Despite the recession people are sticking to their values and buying Fairtrade, says Mike Coupe

Last month, while sitting on a stage in front of 300 people, I was rather taken aback when asked whether or not I was wearing Fairtrade underwear.

The question came from a member of the audience at our annual Fairtrade conference, held at our offices in Holborn. Under the intense glare of all those customers, stakeholders, journalists and colleagues, the questions came thick and fast.

It’s the same every time we hold Fairtrade events. We are constantly tested and interrogated, because even when you work at a company like Sainsbury’s, which as the world’s largest Fairtrade retailer has done so much for the Fairtrade movement, people always think, quite rightly, that you should be doing more.

We are doing our utmost to meet this expectation. I, sadly, may not have been wearing Fairtrade underwear that day, but we had recently signed a new agreement to purchase all of our Fairtrade cotton from a co-operative in Gujarat, guaranteeing the growers there a route to market and pre-paying the fair trade premiums, so they can immediately set about making improvements within their community.

Projects like this are important because fair trade is a subject close to our customers’ hearts. When the recession struck and disposable incomes began to shrink, many predicted a fall in Fairtrade sales as people, in the search for value, would begin to neglect their values and opt for cheaper alternatives.

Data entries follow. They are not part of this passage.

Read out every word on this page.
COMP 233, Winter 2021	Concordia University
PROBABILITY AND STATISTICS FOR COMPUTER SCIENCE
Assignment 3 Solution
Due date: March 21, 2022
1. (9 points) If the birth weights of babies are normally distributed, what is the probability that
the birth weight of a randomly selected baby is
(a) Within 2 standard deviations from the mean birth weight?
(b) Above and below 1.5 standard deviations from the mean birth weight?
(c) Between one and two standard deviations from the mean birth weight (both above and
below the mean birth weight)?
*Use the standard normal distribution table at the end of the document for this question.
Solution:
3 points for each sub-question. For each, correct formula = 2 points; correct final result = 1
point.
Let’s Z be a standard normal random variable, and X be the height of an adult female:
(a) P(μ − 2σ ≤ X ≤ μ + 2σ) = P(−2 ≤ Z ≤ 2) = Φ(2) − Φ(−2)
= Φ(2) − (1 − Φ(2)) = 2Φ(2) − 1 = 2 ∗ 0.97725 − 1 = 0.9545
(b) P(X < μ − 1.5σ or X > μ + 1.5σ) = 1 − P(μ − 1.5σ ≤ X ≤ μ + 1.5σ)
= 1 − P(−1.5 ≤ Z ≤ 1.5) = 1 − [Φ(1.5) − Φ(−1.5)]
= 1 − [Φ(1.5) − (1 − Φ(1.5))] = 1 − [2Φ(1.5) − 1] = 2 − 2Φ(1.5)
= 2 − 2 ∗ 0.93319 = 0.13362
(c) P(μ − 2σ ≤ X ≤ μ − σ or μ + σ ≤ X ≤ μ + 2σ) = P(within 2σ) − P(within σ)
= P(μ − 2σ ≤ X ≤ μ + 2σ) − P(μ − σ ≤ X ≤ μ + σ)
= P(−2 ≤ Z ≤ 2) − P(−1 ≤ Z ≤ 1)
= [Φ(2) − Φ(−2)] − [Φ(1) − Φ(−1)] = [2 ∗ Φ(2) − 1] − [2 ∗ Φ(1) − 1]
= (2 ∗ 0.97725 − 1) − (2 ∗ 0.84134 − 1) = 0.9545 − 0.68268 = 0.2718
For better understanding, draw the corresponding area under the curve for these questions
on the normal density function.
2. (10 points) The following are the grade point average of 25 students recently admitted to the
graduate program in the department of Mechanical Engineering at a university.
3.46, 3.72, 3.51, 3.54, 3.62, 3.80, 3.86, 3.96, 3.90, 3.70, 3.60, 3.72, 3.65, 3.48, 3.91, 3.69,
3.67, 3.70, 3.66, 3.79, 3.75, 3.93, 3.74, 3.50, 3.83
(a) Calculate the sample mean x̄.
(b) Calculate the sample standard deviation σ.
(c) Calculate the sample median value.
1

Yet this gloomy prediction never came to pass. Fairtrade sales are booming. They have risen by 27% in our stores over the past year, to £276m.

As the world’s largest Fairtrade retailer, we know a thing or two about what drives our customers to choose ethically sourced products. Firstly, recognition of the fair trade mark is high. The Fairtrade Foundation has done a fantastic job of communicating the work it does and as a result, customers have forged an emotional connection with Fairtrade that they are unwilling to give up.

Secondly, Fairtrade products are not necessarily more expensive. We were the first large supermarket to switch our bananas to 100% Fairtrade in 2007 and since then, our bananas have remained competitively priced. We as a business decided that the extra cost of sourcing fair trade bananas should be carried by us rather than our customers because they expect us to source ethically without charging high prices.

For Fairtrade Fortnight 2011, we have launched a campaign to get customers to eat a million more Fairtrade bananas than they did during Fairtrade Fortnight 2010, as we strive to raise awareness of the advantages to buying fair trade.

We’re aiming to sell a record 26 million bananas over the course of the fortnight.

Despite this sort of campaigning and the other work we will undoubtedly do over the next 11 months, I fully expect next year’s Fairtrade conference to be equally challenging. I will certainly make sure that I am fully equipped with a long list of our achievements, in addition to some newly purchased fair trade underwear.